Oh ! qui dira les torts de la rime ?

« Ce que, par exemple, je proscris de tous mes vœux, c’est la rime mauvaise. Par rime mauvaise, je veux dire, pour illustrer immédiatement mes raisons, des horreurs comme celles-ci, qui ne sont pas plus “pour l’oreille” (malgré {p. 123}le Voltaire déjà qualifié) que “pour l’œil” : falot et tableau, vert et piver, tant d’autres, dont la seule pensée me fait rougir et que pourtant vous retrouverez dans maints des plus estimables modernes. Les grands Parnassiens, Coppée, Dierx, Heredia, Mallarmé, Mendès, n’ont gardé d’offrir de pareils scandales. Vous ne trouverez pas non plus chez eux ces rimes en anq et en ant, en anc et en and, que ne sauve pas la consonne d’appui, même dans ces magnifiques vers de Victor Hugo :

Un flot rouge, un sanglot de pourpre, éclaboussant
Les convives, le trône et la table, de sang.

ni la rime artésienne ou picarde, pomme et Bapaume, ni la méridionale, Grasse (la ville) et grâce, ni même la normande, aimer et mer, bien que consacrée par Corneille et aussi par Racine. Il n’y a plus guère que M. Vacquerie, disciple en ceci de ce dernier, et d’ailleurs normand comme Corneille, qui ait osé de nos jours un provincialisme comme :

J’aurais fini par supporter
Un chœur d’Esther ».

Et Paul Verlaine finissait par laisser entendre qu’à son avis, rimer mal ou assoner était une marque d’impuissance.

{p. 124}Cette lettre, en dépit de l’admiration que nous professions pour le Maître, ne modifia en rien nos idées sur la rime, non plus que notre opinion sur « l’affreux Voltaire ». La difficulté n’est pas de rimer bien (un dictionnaire de rimes y suffit), mais de faire vivre le vers par le nombre, l’éclat, l’harmonie.
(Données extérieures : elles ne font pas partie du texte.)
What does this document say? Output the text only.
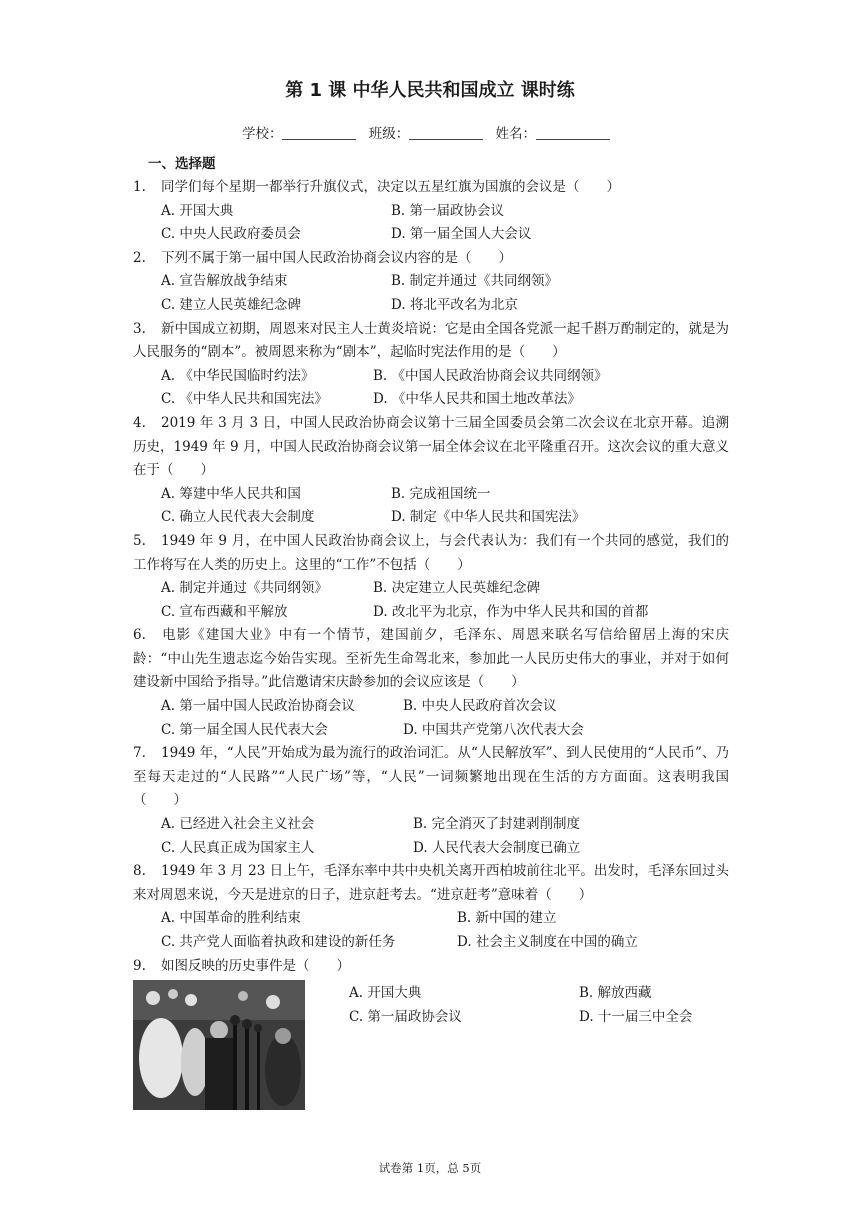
第 1 课 中华人民共和国成立 课时练
学校：	班级：	姓名：
一、选择题
1. 同学们每个星期一都举行升旗仪式，决定以五星红旗为国旗的会议是（　　）
A. 开国大典	B. 第一届政协会议
C. 中央人民政府委员会	D. 第一届全国人大会议
2. 下列不属于第一届中国人民政治协商会议内容的是（　　）
A. 宣告解放战争结束	B. 制定并通过《共同纲领》
C. 建立人民英雄纪念碑	D. 将北平改名为北京
3. 新中国成立初期，周恩来对民主人士黄炎培说：它是由全国各党派一起千斟万酌制定的，就是为人民服务的“剧本”。被周恩来称为“剧本”，起临时宪法作用的是（　　）
A. 《中华民国临时约法》	B. 《中国人民政治协商会议共同纲领》
C. 《中华人民共和国宪法》	D. 《中华人民共和国土地改革法》
4. 2019 年 3 月 3 日，中国人民政治协商会议第十三届全国委员会第二次会议在北京开幕。追溯历史，1949 年 9 月，中国人民政治协商会议第一届全体会议在北平隆重召开。这次会议的重大意义在于（　　）
A. 筹建中华人民共和国	B. 完成祖国统一
C. 确立人民代表大会制度	D. 制定《中华人民共和国宪法》
5. 1949 年 9 月，在中国人民政治协商会议上，与会代表认为：我们有一个共同的感觉，我们的工作将写在人类的历史上。这里的“工作”不包括（　　）
A. 制定并通过《共同纲领》	B. 决定建立人民英雄纪念碑
C. 宣布西藏和平解放	D. 改北平为北京，作为中华人民共和国的首都
6. 电影《建国大业》中有一个情节，建国前夕，毛泽东、周恩来联名写信给留居上海的宋庆龄：“中山先生遗志迄今始告实现。至祈先生命驾北来，参加此一人民历史伟大的事业，并对于如何建设新中国给予指导。”此信邀请宋庆龄参加的会议应该是（　　）
A. 第一届中国人民政治协商会议	B. 中央人民政府首次会议
C. 第一届全国人民代表大会	D. 中国共产党第八次代表大会
7. 1949 年，“人民”开始成为最为流行的政治词汇。从“人民解放军”、到人民使用的“人民币”、乃至每天走过的“人民路”“人民广场”等，“人民”一词频繁地出现在生活的方方面面。这表明我国（　　）
A. 已经进入社会主义社会	B. 完全消灭了封建剥削制度
C. 人民真正成为国家主人	D. 人民代表大会制度已确立
8. 1949 年 3 月 23 日上午，毛泽东率中共中央机关离开西柏坡前往北平。出发时，毛泽东回过头来对周恩来说，今天是进京的日子，进京赶考去。“进京赶考”意味着（　　）
A. 中国革命的胜利结束	B. 新中国的建立
C. 共产党人面临着执政和建设的新任务	D. 社会主义制度在中国的确立
9. 如图反映的历史事件是（　　）
A. 开国大典	B. 解放西藏
C. 第一届政协会议	D. 十一届三中全会
试卷第 1页，总 5页
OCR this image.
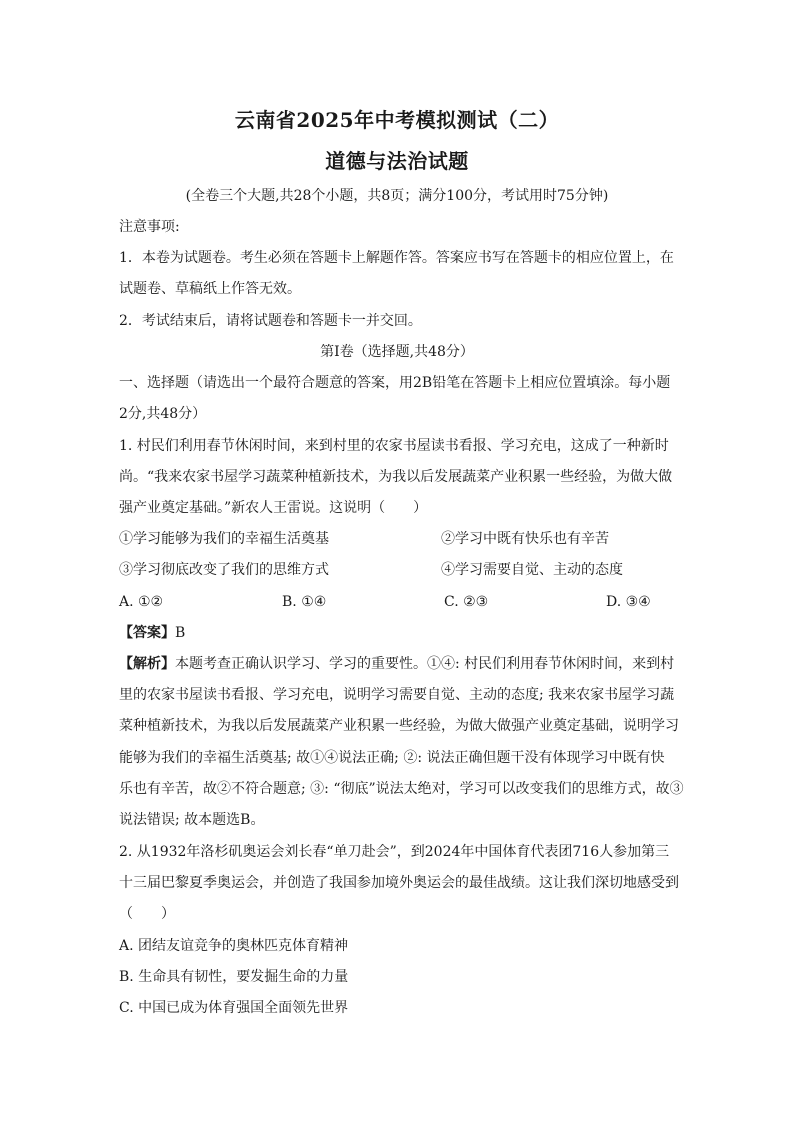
云南省2025年中考模拟测试（二）
道德与法治试题
(全卷三个大题,共28个小题，共8页；满分100分，考试用时75分钟)
注意事项:
1．本卷为试题卷。考生必须在答题卡上解题作答。答案应书写在答题卡的相应位置上，在
试题卷、草稿纸上作答无效。
2．考试结束后，请将试题卷和答题卡一并交回。
第Ⅰ卷（选择题,共48分）
一、选择题（请选出一个最符合题意的答案，用2B铅笔在答题卡上相应位置填涂。每小题
2分,共48分）
1. 村民们利用春节休闲时间，来到村里的农家书屋读书看报、学习充电，这成了一种新时
尚。“我来农家书屋学习蔬菜种植新技术，为我以后发展蔬菜产业积累一些经验，为做大做
强产业奠定基础。”新农人王雷说。这说明（　　）
①学习能够为我们的幸福生活奠基	②学习中既有快乐也有辛苦
③学习彻底改变了我们的思维方式	④学习需要自觉、主动的态度
A. ①②	B. ①④	C. ②③	D. ③④
【答案】B
【解析】本题考查正确认识学习、学习的重要性。①④: 村民们利用春节休闲时间，来到村
里的农家书屋读书看报、学习充电，说明学习需要自觉、主动的态度; 我来农家书屋学习蔬
菜种植新技术，为我以后发展蔬菜产业积累一些经验，为做大做强产业奠定基础，说明学习
能够为我们的幸福生活奠基; 故①④说法正确; ②: 说法正确但题干没有体现学习中既有快
乐也有辛苦，故②不符合题意; ③: “彻底”说法太绝对，学习可以改变我们的思维方式，故③
说法错误; 故本题选B。
2. 从1932年洛杉矶奥运会刘长春“单刀赴会”，到2024年中国体育代表团716人参加第三
十三届巴黎夏季奥运会，并创造了我国参加境外奥运会的最佳战绩。这让我们深切地感受到
（　　）
A. 团结友谊竞争的奥林匹克体育精神
B. 生命具有韧性，要发掘生命的力量
C. 中国已成为体育强国全面领先世界
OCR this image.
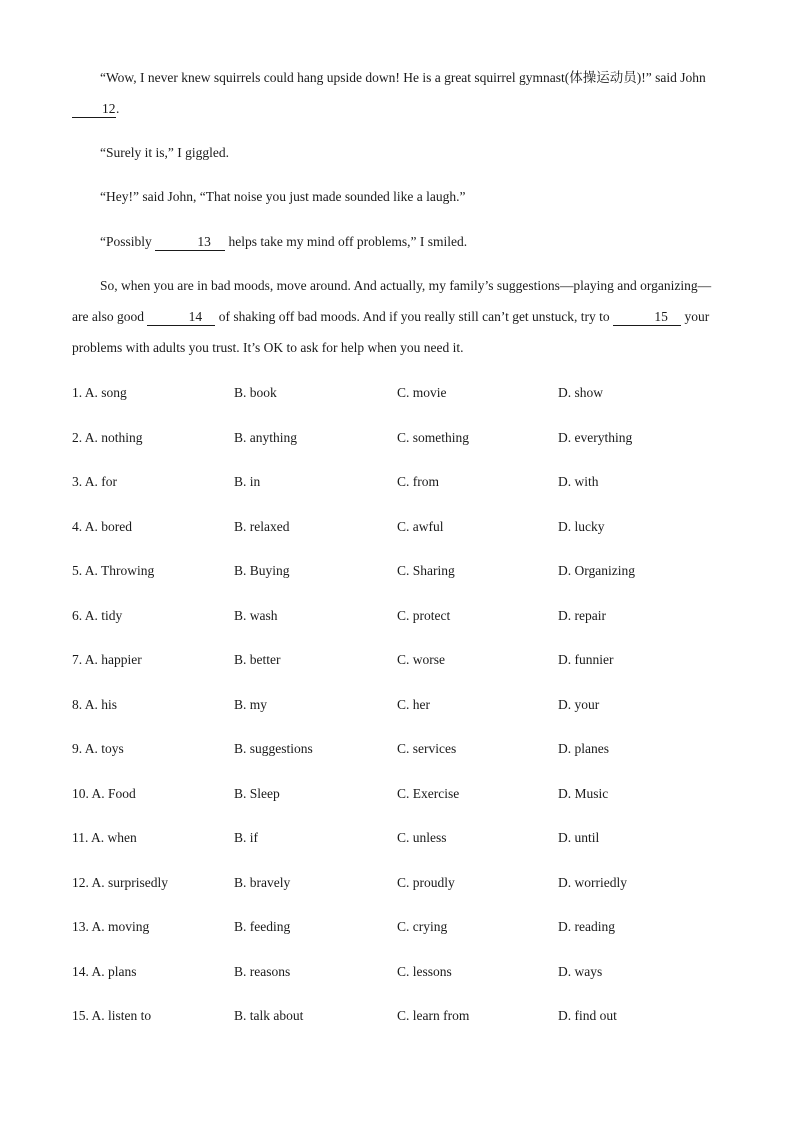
“Wow, I never knew squirrels could hang upside down! He is a great squirrel gymnast(体操运动员)!” said John 12.
“Surely it is,” I giggled.
“Hey!” said John, “That noise you just made sounded like a laugh.”
“Possibly	13 helps take my mind off problems,” I smiled.
So, when you are in bad moods, move around. And actually, my family’s suggestions—playing and organizing—are also good	14 of shaking off bad moods. And if you really still can’t get unstuck, try to	15 your problems with adults you trust. It’s OK to ask for help when you need it.
1. A. song	B. book	C. movie	D. show
2. A. nothing	B. anything	C. something	D. everything
3. A. for	B. in	C. from	D. with
4. A. bored	B. relaxed	C. awful	D. lucky
5. A. Throwing	B. Buying	C. Sharing	D. Organizing
6. A. tidy	B. wash	C. protect	D. repair
7. A. happier	B. better	C. worse	D. funnier
8. A. his	B. my	C. her	D. your
9. A. toys	B. suggestions	C. services	D. planes
10. A. Food	B. Sleep	C. Exercise	D. Music
11. A. when	B. if	C. unless	D. until
12. A. surprisedly	B. bravely	C. proudly	D. worriedly
13. A. moving	B. feeding	C. crying	D. reading
14. A. plans	B. reasons	C. lessons	D. ways
15. A. listen to	B. talk about	C. learn from	D. find out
Nous avions la ressource d’en appeler à Verlaine, et de lui opposer son Art poétique.

Tu feras bien, en train d’énergie,
De rendre un peu la Rime assagie ;
Si l’on n’y veille, elle ira jusqu’où ?
………………………………………
De la musique encore et toujours !
Que ton vers soit la chose envolée
Qu’on sent qui fuit d’une âme en allée
Vers d’autres cieux à d’autres amours.
Que ton vers soit la bonne aventure
Éparse au vent crispé du matin
Qui va fleurant la menthe et le thym…
Et tout le reste est littérature17.

D’ailleurs, parmi les poètes que cite Verlaine, M. Catulle Mendès, lui-même, n’était pas loin de faire des concessions. On ne se scandalise plus de voir rimer un pluriel avec un singulier. Nous estimions plus logique de faire rimer lys et calice que lys et embellis. Mais il ne nous suffisait pas de vouloir imposer la « rime pour l’oreille ». Il {p. 125}fallait encore lutter pour la liberté de la césure et de l’hiatus.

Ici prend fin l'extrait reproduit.